The Philippines said Monday it would file sexual abuse charges against a Filipino pastor who is wanted in the US for child sex trafficking.

Apollo Quiboloy, a self-proclaimed “Son of God” and ally of former president Rodrigo Duterte, is the founder of Philippines-based Kingdom of Jesus Christ church.

The US Justice Department charged Quiboloy in 2021 with sex-trafficking of girls and women aged 12 to 25 to work as personal assistants, or “pastorals”, who were allegedly required to have sex with him.
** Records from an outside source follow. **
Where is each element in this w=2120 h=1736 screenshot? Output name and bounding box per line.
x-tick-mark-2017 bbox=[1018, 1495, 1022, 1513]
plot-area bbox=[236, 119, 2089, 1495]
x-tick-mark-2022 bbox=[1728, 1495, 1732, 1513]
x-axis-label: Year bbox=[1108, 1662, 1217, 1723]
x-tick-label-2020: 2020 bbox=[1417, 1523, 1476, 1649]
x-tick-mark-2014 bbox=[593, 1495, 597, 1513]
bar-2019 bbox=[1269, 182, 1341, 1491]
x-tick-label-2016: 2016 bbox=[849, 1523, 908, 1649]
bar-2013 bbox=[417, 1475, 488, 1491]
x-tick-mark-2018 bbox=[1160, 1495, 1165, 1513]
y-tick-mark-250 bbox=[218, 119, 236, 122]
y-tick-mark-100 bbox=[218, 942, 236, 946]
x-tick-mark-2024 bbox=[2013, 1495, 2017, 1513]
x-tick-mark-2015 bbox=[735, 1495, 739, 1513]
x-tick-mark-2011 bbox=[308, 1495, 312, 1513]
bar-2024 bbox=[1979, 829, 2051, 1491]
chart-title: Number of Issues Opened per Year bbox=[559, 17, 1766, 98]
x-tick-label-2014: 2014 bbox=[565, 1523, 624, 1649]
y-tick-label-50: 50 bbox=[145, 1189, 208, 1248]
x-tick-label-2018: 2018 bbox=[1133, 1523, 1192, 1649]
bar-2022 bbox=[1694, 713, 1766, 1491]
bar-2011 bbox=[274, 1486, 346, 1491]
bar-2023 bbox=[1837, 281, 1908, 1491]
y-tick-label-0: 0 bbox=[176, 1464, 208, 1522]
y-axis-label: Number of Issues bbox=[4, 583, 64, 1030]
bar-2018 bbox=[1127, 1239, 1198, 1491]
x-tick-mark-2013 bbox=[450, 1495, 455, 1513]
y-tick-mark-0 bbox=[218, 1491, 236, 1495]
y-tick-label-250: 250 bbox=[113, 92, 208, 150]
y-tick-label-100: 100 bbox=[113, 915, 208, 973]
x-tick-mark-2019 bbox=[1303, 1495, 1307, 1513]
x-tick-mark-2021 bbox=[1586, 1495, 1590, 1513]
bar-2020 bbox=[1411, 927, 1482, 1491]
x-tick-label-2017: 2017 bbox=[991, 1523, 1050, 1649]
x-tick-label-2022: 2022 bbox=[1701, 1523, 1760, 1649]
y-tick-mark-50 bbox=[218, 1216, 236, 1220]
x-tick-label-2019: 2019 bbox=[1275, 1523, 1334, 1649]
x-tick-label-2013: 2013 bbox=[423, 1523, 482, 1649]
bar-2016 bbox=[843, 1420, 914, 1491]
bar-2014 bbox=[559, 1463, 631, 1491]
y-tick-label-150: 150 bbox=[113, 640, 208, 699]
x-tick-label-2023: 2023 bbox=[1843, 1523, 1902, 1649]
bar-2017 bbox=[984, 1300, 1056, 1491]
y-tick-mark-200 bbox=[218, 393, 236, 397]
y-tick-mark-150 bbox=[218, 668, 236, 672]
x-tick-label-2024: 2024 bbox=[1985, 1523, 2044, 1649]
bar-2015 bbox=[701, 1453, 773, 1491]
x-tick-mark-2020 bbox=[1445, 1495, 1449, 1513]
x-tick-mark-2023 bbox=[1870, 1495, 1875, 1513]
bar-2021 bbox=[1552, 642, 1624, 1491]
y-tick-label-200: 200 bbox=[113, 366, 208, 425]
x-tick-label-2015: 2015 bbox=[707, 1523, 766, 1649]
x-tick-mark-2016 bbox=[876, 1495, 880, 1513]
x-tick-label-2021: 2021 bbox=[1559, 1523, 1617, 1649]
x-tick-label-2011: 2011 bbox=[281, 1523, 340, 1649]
On Monday, Philippine Justice Secretary Crispin Remulla said the victim in the latest case was 17 at the time the crimes were committed more than a decade ago, in 2011.

“We studied this case thoroughly and it was proven that Pastor Apollo Quiboloy and his colleagues have to answer for this,” Remulla said.

“We all know it is difficult to file charges in a place where the accused are in positions of power,” he added.

AFP has sought comment from Quiboloy’s church.

Remulla said the sexual abuse charge, punishable by up to 30 years in prison, would be filed at a lower court in the southern city of Davao, where Quiboloy’s church is based.

He and five other defendants are to be charged separately at a Manila court for qualified human trafficking and other acts of child abuse.

Remulla said he would ask the Supreme Court to also move the sexual abuse trial to Manila.

Quiboloy — who is at least 73 years old, according to the US Federal Bureau of Investigation — was indicted in 2021 by US prosecutors who alleged, among other things, that girls and young women were coerced to have sex with him under threats of “eternal damnation”.

In a voice clip posted to the YouTube channel of his television network Sonshine Media last month, Quiboloy announced he was in hiding because he was afraid he would be subjected to “kidnapping or assassination” by the US and Philippine governments.

While the United States had not sought his extradition as of last week, Remulla raised the possibility it may do so later on.

“If we file the case only after the extradition comes up, we might be accused of holding up the extradition,” he added.

A US embassy spokesman on Monday referred AFP’s queries on Quiboloy to the US Justice Department, which did not immediately respond to a request for comment.